Target Rampung Sebelum Ramadan Berdasarkan data progres fisik per 29 Januari 2026, pembangunan Puskesmas Darurat Lokop di Desa Jering, Kecamatan Serbajadi, Aceh Timur, menunjukkan kemajuan signifikan. Sejak dimulai pada 15 Januari lalu, progres fisik telah mencapai 75 persen.
Pemerintah menargetkan puskesmas ini selesai pada Februari 2026, sehingga bisa digunakan sepenuhnya sebelum memasuki bulan suci Ramadan. Saat ini, pengerjaan difokuskan pada tahap penyelesaian (finishing) bangunan agar segera dapat difungsikan.
Sementara itu, untuk Puskesmas Darurat Laklak di Desa Lawe Mengkudu, Kecamatan Ketambe, Aceh Tenggara, progres pembangunan telah mencapai 35 persen. Pengerjaan yang dimulai sejak 23 Januari 2026 ini tengah fokus pada instalasi sanitasi dan penguatan rangka struktur.
Pulihkan Layanan yang Terhambat Sebelumnya, pelayanan kesehatan di kedua wilayah tersebut sempat terkendala akibat kerusakan bangunan yang tertimbun lumpur dan material banjir. Tenaga medis terpaksa bekerja di ruang terbatas setelah melakukan pembersihan darurat.

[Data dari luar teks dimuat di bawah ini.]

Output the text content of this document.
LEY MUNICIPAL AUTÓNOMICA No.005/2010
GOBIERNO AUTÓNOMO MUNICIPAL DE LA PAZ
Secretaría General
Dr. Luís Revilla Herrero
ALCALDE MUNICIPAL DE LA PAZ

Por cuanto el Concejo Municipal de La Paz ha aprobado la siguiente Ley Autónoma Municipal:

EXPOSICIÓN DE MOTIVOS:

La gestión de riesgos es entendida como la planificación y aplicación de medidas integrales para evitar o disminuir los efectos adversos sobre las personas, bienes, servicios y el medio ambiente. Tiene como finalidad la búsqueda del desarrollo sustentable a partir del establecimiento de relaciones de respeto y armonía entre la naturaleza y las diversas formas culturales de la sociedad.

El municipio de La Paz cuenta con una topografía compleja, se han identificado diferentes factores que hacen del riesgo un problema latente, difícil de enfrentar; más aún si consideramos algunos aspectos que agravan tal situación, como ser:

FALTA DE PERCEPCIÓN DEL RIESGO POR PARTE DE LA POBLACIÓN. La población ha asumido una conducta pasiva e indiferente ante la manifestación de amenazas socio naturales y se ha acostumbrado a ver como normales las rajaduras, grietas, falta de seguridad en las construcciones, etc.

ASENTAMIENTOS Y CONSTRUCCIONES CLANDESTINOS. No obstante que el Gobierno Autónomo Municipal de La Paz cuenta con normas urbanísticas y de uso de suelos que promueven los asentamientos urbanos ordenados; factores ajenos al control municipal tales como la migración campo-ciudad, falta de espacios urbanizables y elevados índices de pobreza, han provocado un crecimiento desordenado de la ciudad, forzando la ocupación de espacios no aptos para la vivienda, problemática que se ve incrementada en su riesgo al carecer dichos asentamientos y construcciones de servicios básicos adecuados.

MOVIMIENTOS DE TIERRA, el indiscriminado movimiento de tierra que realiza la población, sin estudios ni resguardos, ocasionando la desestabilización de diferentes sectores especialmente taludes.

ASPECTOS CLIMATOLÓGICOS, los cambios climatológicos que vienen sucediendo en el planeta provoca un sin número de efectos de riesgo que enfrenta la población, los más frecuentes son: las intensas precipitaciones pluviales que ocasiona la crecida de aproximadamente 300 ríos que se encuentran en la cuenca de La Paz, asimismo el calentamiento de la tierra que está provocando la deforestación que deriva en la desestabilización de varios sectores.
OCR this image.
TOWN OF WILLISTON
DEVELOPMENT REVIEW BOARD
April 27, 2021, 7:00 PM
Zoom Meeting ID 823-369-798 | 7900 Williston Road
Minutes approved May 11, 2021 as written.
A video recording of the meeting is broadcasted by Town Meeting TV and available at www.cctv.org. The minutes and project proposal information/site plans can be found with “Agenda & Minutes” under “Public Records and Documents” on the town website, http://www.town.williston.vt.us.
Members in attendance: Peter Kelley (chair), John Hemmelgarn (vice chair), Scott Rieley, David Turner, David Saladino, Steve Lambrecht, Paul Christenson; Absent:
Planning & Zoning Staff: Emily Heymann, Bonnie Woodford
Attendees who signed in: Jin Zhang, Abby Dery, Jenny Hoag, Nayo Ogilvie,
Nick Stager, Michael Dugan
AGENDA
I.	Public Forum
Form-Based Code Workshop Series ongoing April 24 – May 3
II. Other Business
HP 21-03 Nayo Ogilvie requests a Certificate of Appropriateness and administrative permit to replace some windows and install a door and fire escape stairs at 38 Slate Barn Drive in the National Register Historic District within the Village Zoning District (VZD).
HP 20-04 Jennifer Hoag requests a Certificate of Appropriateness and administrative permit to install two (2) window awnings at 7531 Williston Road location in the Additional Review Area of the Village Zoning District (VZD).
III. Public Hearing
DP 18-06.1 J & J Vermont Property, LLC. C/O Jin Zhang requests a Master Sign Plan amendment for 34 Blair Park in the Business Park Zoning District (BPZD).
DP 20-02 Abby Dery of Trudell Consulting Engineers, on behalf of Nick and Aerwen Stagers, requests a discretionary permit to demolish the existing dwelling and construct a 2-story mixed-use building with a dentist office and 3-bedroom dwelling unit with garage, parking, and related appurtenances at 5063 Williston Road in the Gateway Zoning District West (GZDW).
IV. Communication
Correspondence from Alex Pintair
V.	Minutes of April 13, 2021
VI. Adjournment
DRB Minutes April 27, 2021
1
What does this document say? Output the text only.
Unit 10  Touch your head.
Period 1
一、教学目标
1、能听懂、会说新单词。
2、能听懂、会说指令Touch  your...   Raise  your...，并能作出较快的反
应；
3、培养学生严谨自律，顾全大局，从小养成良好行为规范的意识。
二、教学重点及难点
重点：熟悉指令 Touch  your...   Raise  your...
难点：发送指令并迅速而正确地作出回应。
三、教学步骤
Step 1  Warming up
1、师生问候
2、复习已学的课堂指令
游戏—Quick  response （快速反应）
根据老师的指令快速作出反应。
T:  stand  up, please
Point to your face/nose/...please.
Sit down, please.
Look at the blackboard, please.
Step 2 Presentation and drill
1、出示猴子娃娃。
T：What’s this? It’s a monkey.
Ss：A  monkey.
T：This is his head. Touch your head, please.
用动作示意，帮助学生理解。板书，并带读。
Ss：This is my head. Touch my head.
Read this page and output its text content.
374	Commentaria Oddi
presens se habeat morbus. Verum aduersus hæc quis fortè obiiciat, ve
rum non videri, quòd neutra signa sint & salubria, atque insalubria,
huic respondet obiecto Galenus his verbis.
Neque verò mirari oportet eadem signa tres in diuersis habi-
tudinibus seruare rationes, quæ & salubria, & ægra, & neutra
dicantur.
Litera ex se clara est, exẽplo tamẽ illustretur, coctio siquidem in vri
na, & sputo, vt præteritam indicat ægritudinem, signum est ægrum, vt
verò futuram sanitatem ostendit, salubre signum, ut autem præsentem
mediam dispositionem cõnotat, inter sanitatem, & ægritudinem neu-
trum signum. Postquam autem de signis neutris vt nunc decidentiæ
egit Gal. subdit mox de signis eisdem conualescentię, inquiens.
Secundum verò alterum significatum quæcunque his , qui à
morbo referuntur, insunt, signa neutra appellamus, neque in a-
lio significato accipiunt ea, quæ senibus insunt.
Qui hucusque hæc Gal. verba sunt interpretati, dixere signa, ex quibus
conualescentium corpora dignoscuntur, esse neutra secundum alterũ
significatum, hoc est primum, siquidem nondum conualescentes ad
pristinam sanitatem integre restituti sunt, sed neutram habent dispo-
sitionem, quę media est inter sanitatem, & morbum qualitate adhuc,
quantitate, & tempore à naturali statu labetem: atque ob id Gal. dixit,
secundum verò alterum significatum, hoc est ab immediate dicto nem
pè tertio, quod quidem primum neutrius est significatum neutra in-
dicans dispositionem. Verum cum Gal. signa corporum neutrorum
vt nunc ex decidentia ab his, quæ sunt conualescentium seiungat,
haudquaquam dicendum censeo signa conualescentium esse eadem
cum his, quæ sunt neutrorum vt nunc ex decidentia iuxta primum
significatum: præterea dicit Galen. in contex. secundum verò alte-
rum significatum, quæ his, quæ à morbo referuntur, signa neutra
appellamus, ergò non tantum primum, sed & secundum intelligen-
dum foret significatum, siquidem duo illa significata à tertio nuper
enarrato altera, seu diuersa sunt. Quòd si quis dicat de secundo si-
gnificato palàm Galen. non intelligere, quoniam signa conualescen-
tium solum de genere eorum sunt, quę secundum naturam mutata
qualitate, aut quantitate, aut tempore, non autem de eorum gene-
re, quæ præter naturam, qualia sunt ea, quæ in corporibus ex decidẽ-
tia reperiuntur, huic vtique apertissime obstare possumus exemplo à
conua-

Kementerian PU memastikan seluruh pembangunan puskesmas darurat ini memenuhi standar teknis yang memadai agar pelayanan kesehatan dapat kembali normal, aman, dan berkelanjutan. Penataan ini diharapkan menjadi solusi sementara yang tangguh sebelum rehabilitasi fasilitas permanen dilakukan. (Antara)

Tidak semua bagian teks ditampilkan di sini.